Like Carol Dweck describes in the video, I was making the error of telling my daughter, “You’re so smart” when I should have been saying, “You’re doing great work.” I realized that with “you’re so smart” I was disregarding all of the work that goes into homework. When I started praising her effort instead of her natural abilities homework started going a lot smoother. She was more eager to try new ways of thinking, to really put effort into figuring out problems, and she stopped minding the “work” so much. My daughter responded better to things like, “you did a really good job powering through that problem,” or “awesome job sticking with that word until you sounded it out!” Instead of being frustrated with homework she now sees it as an opportunity to learn.
You’re probably wondering what this has to do with me and my art, right? Well, when I was a child I was praised for being smart. I wasn’t praised for hard work. I always just floated by on my natural abilities. I never studied. I just made good grades. That’s pretty much how I lived my entire life. It wasn’t until I started praising my daughter for her effort that I realized that I could make more of an effort, too. When I started really noting her accomplishments through work I realized that I could apply the same lessons to myself and my work. You can’t float through life on natural abilities alone. (Okay. Well, some people can. And I probably could, but why would I want to when there is such an opportunity for growth!?)
When I really started to take effort seriously I realized that I wasn’t doing everything I could. I started searching for ways to improve myself as an artist. I decided to stop resting on talent alone. I am not doing the best I can. There is always room for growth.
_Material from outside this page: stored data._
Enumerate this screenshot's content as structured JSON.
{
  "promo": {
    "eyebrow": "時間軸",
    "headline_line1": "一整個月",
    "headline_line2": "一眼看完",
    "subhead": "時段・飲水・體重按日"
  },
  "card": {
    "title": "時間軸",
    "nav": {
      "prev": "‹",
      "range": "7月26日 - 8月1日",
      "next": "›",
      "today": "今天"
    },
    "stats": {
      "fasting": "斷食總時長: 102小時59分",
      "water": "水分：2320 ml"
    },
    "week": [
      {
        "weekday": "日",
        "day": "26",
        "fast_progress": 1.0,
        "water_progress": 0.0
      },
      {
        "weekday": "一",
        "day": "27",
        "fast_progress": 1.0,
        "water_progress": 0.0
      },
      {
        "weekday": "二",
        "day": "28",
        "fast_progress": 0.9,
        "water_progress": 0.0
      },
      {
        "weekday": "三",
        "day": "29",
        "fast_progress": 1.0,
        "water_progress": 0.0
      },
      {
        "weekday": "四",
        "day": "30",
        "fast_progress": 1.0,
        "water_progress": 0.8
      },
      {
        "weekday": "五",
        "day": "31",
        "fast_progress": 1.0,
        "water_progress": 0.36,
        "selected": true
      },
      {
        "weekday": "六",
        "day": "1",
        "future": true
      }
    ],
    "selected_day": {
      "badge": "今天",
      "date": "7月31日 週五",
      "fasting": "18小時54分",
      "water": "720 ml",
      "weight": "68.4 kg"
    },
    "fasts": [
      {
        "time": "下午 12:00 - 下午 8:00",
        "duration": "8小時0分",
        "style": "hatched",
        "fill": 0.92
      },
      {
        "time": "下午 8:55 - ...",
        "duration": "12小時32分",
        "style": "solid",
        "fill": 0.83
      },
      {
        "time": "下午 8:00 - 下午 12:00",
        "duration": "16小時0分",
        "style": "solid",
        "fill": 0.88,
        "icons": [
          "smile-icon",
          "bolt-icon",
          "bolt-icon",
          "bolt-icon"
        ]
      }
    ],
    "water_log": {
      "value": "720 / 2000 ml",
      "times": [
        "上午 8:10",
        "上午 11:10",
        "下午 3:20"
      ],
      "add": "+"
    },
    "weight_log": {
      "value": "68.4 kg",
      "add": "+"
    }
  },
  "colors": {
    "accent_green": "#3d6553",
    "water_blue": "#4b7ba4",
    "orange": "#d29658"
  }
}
So, if you’re wondering why I haven’t posted anything in a while, I haven’t spent a lot of time painting. I have spent a lot of time evaluating. I have spent a lot of time assessing my work and figuring out how to make it better, stronger. (I started this journey alone, but I was a floundering fish before I took Creating Your Space, a class by Glenn Merchant at Moxie Art Supply.) With all of this focus on effort came a clearer vision, a honed style, and a sense of relief. The relief comes from knowing that it’s up to me, it’s in my hands to put in the effort to get where I want to be. All it takes is a bit of work.
If you follow my instagram or facebook you’ve seen the pictures of my reorganized studio, my portable studio tote, my sticky notes on paintings, and my overall effort to improve as an artist. But it’s not just my art that warrants more effort. I am still trying to learn French and I would also love to learn how to play the guitar. Both of those things are going to take more effort on my part.
I think it’s cool that sometimes when we’re teaching our children we’re learning something ourselves. Now I have my own homework to get back to!